Krisis Kemanusiaan yang Makin Parah

Jaringan Dokter Sudan mengingatkan perlunya koridor kemanusiaan yang mendesak untuk memasok makanan dan obat-obatan penting. Kondisi di lapangan sangat memprihatinkan dengan kekurangan layanan kesehatan dan persediaan kritis, terutama cairan infus.

RSF yang mundur dari ibu kota Khartoum bulan Maret lalu, kini mengonsentrasikan serangan di wilayah Kordofan dan kota el-Fasher di North Darfur. Kota el-Fasher sebelumnya merupakan posisi terakhir militer di Darfur sebelum jatuh ke tangan RSF bulan Oktober lalu.

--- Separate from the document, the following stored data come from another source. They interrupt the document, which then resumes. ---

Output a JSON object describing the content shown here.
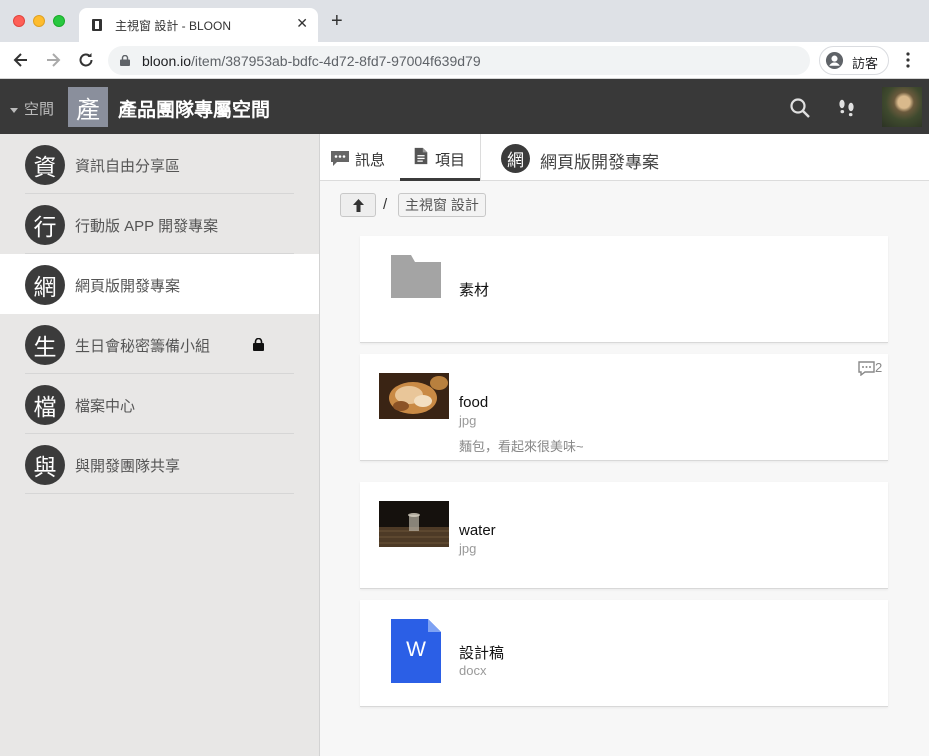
{
  "browser": {
    "tab_title": "主視窗 設計 - BLOON",
    "url_domain": "bloon.io",
    "url_path": "/item/387953ab-bdfc-4d72-8fd7-97004f639d79",
    "profile_label": "訪客"
  },
  "header": {
    "space_toggle_label": "空間",
    "space_avatar_char": "產",
    "space_title": "產品團隊專屬空間"
  },
  "sidebar": {
    "items": [
      {
        "avatar": "資",
        "label": "資訊自由分享區",
        "active": false,
        "locked": false
      },
      {
        "avatar": "行",
        "label": "行動版 APP 開發專案",
        "active": false,
        "locked": false
      },
      {
        "avatar": "網",
        "label": "網頁版開發專案",
        "active": true,
        "locked": false
      },
      {
        "avatar": "生",
        "label": "生日會秘密籌備小組",
        "active": false,
        "locked": true
      },
      {
        "avatar": "檔",
        "label": "檔案中心",
        "active": false,
        "locked": false
      },
      {
        "avatar": "與",
        "label": "與開發團隊共享",
        "active": false,
        "locked": false
      }
    ]
  },
  "main": {
    "tabs": [
      {
        "label": "訊息",
        "icon": "chat-icon",
        "active": false
      },
      {
        "label": "項目",
        "icon": "document-icon",
        "active": true
      }
    ],
    "channel": {
      "avatar": "網",
      "name": "網頁版開發專案"
    },
    "breadcrumb": {
      "separator": "/",
      "folder": "主視窗 設計"
    },
    "items": [
      {
        "type": "folder",
        "name": "素材",
        "ext": "",
        "desc": "",
        "comments": ""
      },
      {
        "type": "image",
        "thumb": "food",
        "name": "food",
        "ext": "jpg",
        "desc": "麵包，看起來很美味~",
        "comments": "2"
      },
      {
        "type": "image",
        "thumb": "water",
        "name": "water",
        "ext": "jpg",
        "desc": "",
        "comments": ""
      },
      {
        "type": "docx",
        "thumb_letter": "W",
        "name": "設計稿",
        "ext": "docx",
        "desc": "",
        "comments": ""
      }
    ]
  },
  "colors": {
    "header_bg": "#393939",
    "sidebar_bg": "#e8e7e6",
    "avatar_dark": "#3b3b3b",
    "word_blue": "#2b5fe6",
    "folder_gray": "#a4a4a4"
  }
}
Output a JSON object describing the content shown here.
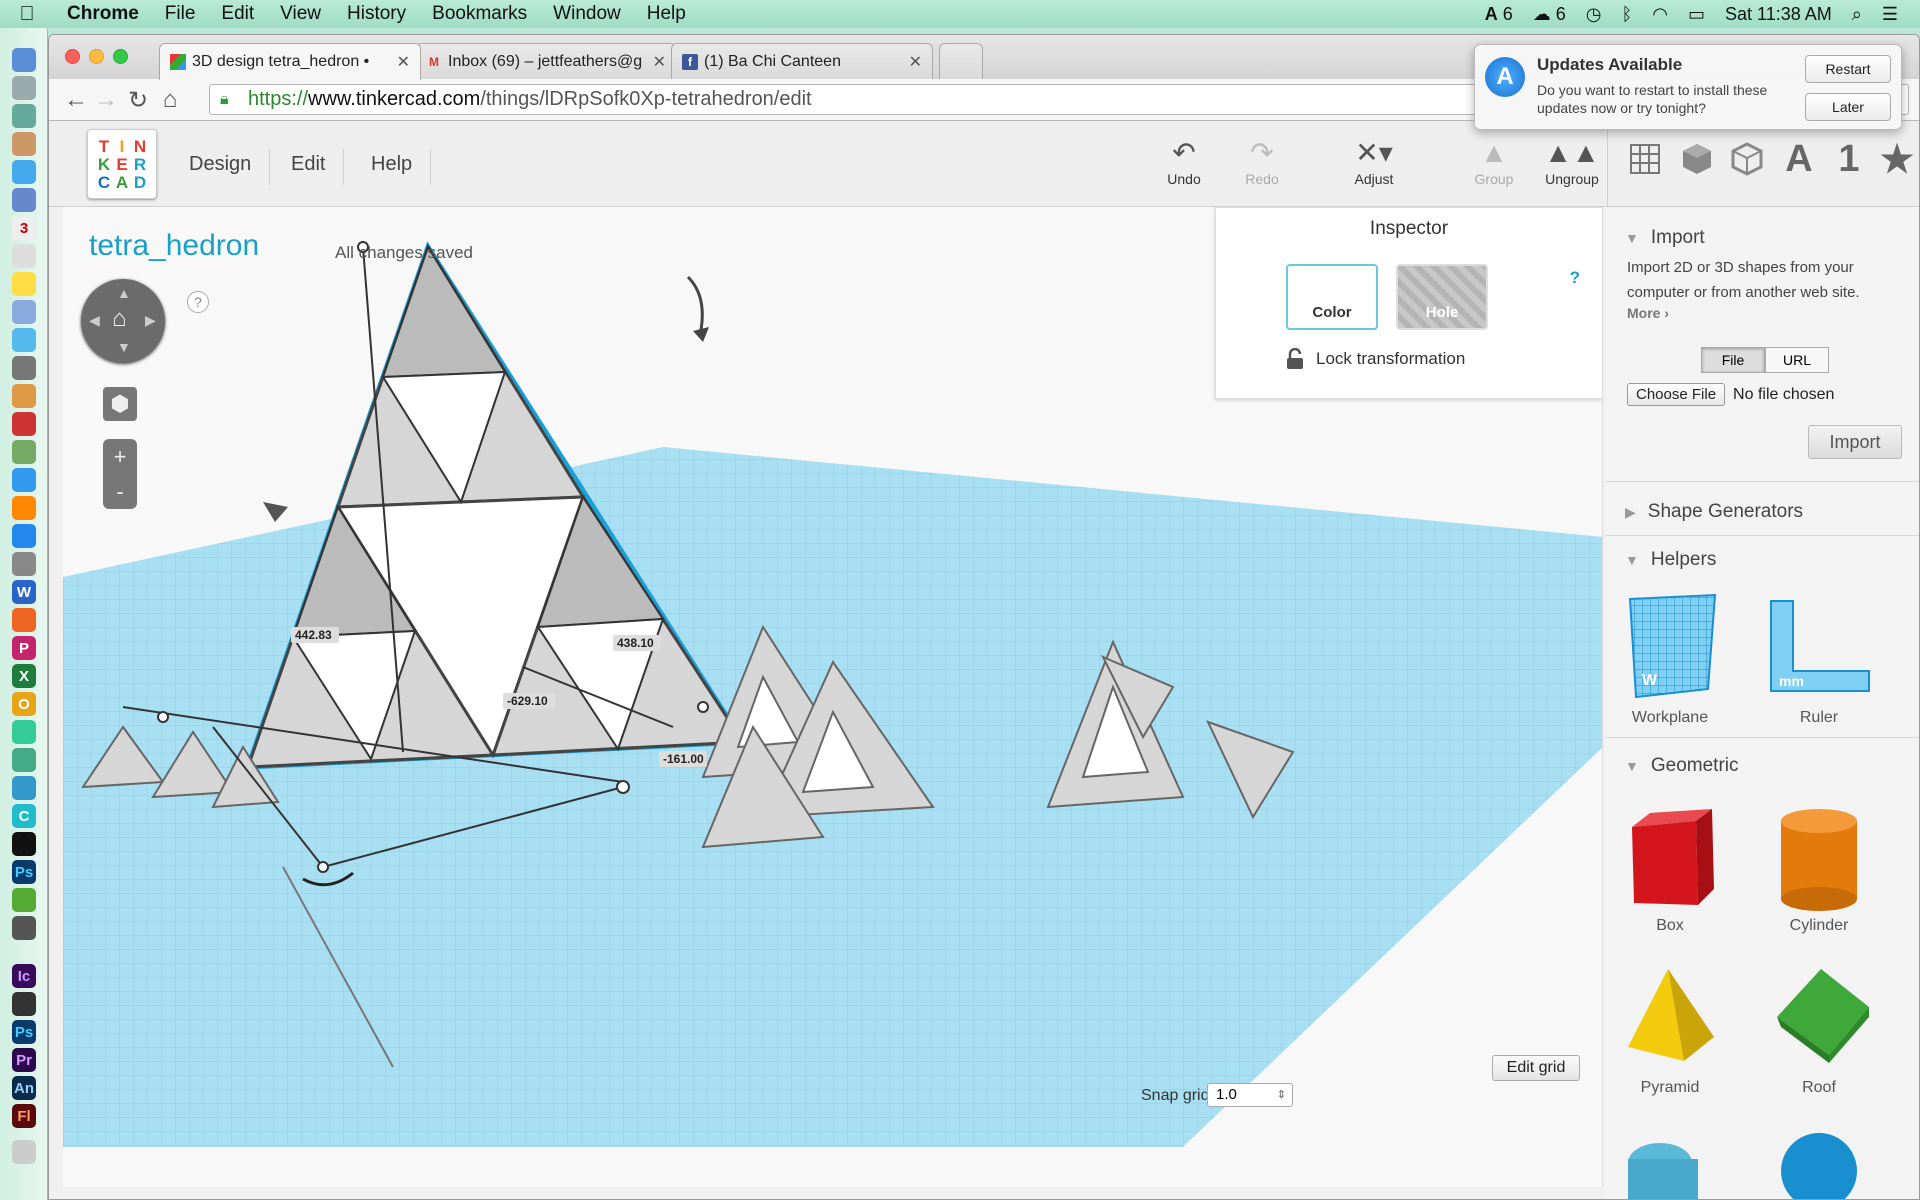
{
  "menubar": {
    "app": "Chrome",
    "items": [
      "File",
      "Edit",
      "View",
      "History",
      "Bookmarks",
      "Window",
      "Help"
    ],
    "adobe_count": "6",
    "cc_count": "6",
    "clock": "Sat 11:38 AM"
  },
  "tabs": [
    {
      "title": "3D design tetra_hedron •",
      "favicon": "tinkercad-icon"
    },
    {
      "title": "Inbox (69) – jettfeathers@g",
      "favicon": "gmail-icon"
    },
    {
      "title": "(1) Ba Chi Canteen",
      "favicon": "facebook-icon"
    }
  ],
  "url": {
    "scheme": "https://",
    "host": "www.tinkercad.com",
    "path": "/things/lDRpSofk0Xp-tetrahedron/edit"
  },
  "tinkercad": {
    "logo": [
      "T",
      "I",
      "N",
      "K",
      "E",
      "R",
      "C",
      "A",
      "D"
    ],
    "menu": [
      "Design",
      "Edit",
      "Help"
    ],
    "tools": [
      {
        "label": "Undo",
        "enabled": true
      },
      {
        "label": "Redo",
        "enabled": false
      },
      {
        "label": "Adjust",
        "enabled": true
      },
      {
        "label": "Group",
        "enabled": false
      },
      {
        "label": "Ungroup",
        "enabled": true
      }
    ],
    "shape_tabs": [
      "A",
      "1",
      "★"
    ]
  },
  "viewport": {
    "design_title": "tetra_hedron",
    "save_status": "All changes saved",
    "help": "?",
    "zoom_in": "+",
    "zoom_out": "-",
    "dimensions": [
      "442.83",
      "438.10",
      "-629.10",
      "-161.00"
    ],
    "edit_grid": "Edit grid",
    "snap_label": "Snap grid",
    "snap_value": "1.0"
  },
  "inspector": {
    "title": "Inspector",
    "color": "Color",
    "hole": "Hole",
    "lock": "Lock transformation",
    "help": "?"
  },
  "panel": {
    "import": {
      "title": "Import",
      "desc": "Import 2D or 3D shapes from your computer or from another web site.",
      "more": "More ›",
      "file": "File",
      "url": "URL",
      "choose": "Choose File",
      "no_file": "No file chosen",
      "button": "Import"
    },
    "shape_generators": "Shape Generators",
    "helpers": {
      "title": "Helpers",
      "items": [
        "Workplane",
        "Ruler"
      ]
    },
    "geometric": {
      "title": "Geometric",
      "items": [
        "Box",
        "Cylinder",
        "Pyramid",
        "Roof"
      ]
    }
  },
  "notification": {
    "title": "Updates Available",
    "message": "Do you want to restart to install these updates now or try tonight?",
    "restart": "Restart",
    "later": "Later"
  },
  "colors": {
    "tinkercad_blue": "#1a9fc6",
    "grid_blue": "#8fd3ee",
    "box_red": "#d4161c",
    "cylinder_orange": "#e37b0c",
    "pyramid_yellow": "#f2cb0d",
    "roof_green": "#3fa83a"
  }
}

Setelah pengambilalihan tersebut, muncul laporan tindakan kekerasan seperti pembantaian massal, pemerkosaan, penculikan, dan penjarahan, yang membuat Mahkamah Pidana Internasional (ICC) memulai penyelidikan atas tuduhan kejahatan perang dari kedua belah pihak.

Kelaparan dan Pengungsian Massal

Dilling dilaporkan mengalami krisis kelaparan hebat, meskipun belum dinyatakan mengalami kelaparan formal oleh Integrated Food Security Phase Classification akibat minimnya data. Sementara itu, PBB sudah mengonfirmasi kelaparan di Kadugli yang dikepung RSF selama lebih dari 18 bulan.

Lebih dari 65.000 warga Kordofan telah mengungsi sejak Oktober, menurut data PBB terbaru. Konflik ini menciptakan krisis pengungsian dan kelaparan terbesar di dunia. Meski demikian, beberapa warga mulai kembali ke rumah mereka meski infrastruktur hancur total.

Perang ini telah memaksa sekitar 14 juta orang meninggalkan tempat tinggal mereka, baik secara internal maupun melintasi perbatasan. Ribuan pengungsi mencari perlindungan di Chad, negara tetangga yang saat ini menampung lebih dari 880.000 pengungsi Sudan. Namun, banyak dari mereka menghadapi kesulitan bertahan hidup karena pendanaan kemanusiaan yang terus menurun.

Situasi di South Kordofan dan wilayah lainnya di Sudan menunjukkan dampak serius dari konflik bersenjata yang belum menunjukkan tanda mereda. Kondisi ini menuntut respons kemanusiaan global yang lebih cepat dan efektif untuk menghindari bencana kemanusiaan yang semakin memburuk.